Les autorités ont interpellé Hanin Hossam le 21 avril et Mawada el Adham le 14 mai 2020 et les ont déférées à la justice pour des accusations de « violation des principes et des valeurs de la famille » et d’incitation à « l’immoralité » et à « la débauche ». Le 27 juillet 2020, un tribunal chargé des affaires économiques au Caire les a déclarées coupables et condamnées à deux ans de prison et à une amende de 300 000 livres égyptiennes chacune (environ 16 300 euros). Le 12 janvier 2021, une cour d’appel a acquitté Hanin Hossam pour manque d’éléments à charge et a commué la peine de Mawada el Adham en une amende. Cependant, le parquet les a inculpées d’autres chefs d’accusation, notamment de trafic d’êtres humains, et les a renvoyées devant un tribunal pénal. Hanin Hossam a été libérée sous caution le 2 février 2021, avant d’être de nouveau arrêtée le 22 juin 2021. Mawada el Adham est maintenue en détention provisoire depuis son arrestation. Elles sont toutes deux incarcérées à la prison pour femmes d’al Qanater.

Après le jugement rendu par le tribunal pénal du Caire le 20 juin, Hanin Hossam est apparue dans une vidéo sur Instagram, dans laquelle elle s’est dite choquée par la lourde peine et s’est adressée au président : « Qu’est-ce que j’ai fait ? 10 ans ! Depuis que j’ai été libérée (après neuf mois de détention provisoire), je ne me suis pas exprimée, je ne me suis pas plainte et je n’ai pas dit que j’étais détenue injustement ni que j’avais souffert. […] Pourquoi voulez-vous me remettre derrière les barreaux ? » Elle a également fait part de sa confusion, car elle est sanctionnée pour avoir participé à la promotion de l’application Likee, qui est légale en Égypte.

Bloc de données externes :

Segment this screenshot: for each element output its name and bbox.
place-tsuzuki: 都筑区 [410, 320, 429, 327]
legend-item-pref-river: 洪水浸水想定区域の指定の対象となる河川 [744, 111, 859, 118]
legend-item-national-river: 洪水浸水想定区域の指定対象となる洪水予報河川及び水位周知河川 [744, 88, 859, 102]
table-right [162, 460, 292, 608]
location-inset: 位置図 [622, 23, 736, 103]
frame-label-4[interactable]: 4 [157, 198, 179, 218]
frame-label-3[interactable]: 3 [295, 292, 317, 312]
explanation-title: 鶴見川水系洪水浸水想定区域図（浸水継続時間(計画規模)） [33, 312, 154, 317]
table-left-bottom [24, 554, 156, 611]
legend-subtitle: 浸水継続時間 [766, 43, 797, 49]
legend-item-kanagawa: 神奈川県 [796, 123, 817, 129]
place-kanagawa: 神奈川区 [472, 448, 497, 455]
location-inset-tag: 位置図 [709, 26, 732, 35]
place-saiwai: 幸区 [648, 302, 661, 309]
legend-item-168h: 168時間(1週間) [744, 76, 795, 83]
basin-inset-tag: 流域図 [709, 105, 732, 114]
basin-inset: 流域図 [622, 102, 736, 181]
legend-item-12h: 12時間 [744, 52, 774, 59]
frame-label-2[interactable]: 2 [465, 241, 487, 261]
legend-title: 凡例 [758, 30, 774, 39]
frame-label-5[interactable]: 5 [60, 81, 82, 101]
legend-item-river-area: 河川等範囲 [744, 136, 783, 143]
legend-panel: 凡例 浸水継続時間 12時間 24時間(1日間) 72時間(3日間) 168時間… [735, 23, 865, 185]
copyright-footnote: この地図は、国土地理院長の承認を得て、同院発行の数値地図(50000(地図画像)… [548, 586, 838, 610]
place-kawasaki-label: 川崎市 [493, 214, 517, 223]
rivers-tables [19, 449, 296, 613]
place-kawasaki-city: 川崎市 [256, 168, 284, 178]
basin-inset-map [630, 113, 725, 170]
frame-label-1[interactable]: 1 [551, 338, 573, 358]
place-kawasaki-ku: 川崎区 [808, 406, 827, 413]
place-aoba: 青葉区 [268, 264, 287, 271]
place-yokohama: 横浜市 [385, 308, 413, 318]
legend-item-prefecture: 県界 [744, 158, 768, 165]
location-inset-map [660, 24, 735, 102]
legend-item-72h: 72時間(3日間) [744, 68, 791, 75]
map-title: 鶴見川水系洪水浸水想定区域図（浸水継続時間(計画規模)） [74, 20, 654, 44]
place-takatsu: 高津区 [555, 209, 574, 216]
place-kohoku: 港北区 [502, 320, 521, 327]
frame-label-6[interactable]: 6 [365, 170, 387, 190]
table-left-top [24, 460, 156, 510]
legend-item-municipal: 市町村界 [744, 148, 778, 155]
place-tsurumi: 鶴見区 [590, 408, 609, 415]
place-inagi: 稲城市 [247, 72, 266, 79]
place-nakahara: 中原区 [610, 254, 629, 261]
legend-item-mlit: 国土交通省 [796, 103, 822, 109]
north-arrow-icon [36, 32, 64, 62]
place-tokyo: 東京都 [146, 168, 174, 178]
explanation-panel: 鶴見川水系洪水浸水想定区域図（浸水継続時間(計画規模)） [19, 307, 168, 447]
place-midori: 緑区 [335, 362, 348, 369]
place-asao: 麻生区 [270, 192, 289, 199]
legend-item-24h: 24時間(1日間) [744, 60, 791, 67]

Trois hommes ont été déclarés coupables et condamnés à six ans de prison et à une amende de 200 000 livres égyptiennes (environ 11 000 euros) chacun dans le cadre de la même affaire, soi-disant pour avoir aidé Hanin Hossam et Mawada al Adham à se livrer à la traite d’êtres humains. Selon le rapport de police sur cette affaire en date du 23 avril 2020 qu’Amnesty International a pu examiner, 10 suspects ont été accusés de « constitution d’un groupe criminel », dont quatre cadres chinois de l’entreprise Bigo Limited, qui détient l’application Likee. L’entreprise est enregistrée légalement en Égypte et les investigations menées sur ses cadres sont closes. Lors d’une rencontre avec l’ambassadeur chinois au Caire le 30 août 2020, le parquet a confirmé qu’aucune action judiciaire n’avait été intentée contre l’entreprise et ses cadres « à la lumière de la distinction entre responsabilité personnelle et responsabilité de l’entreprise ». À son tour, l’ambassadeur chinois a exprimé son respect pour les coutumes et les traditions de la société égyptienne.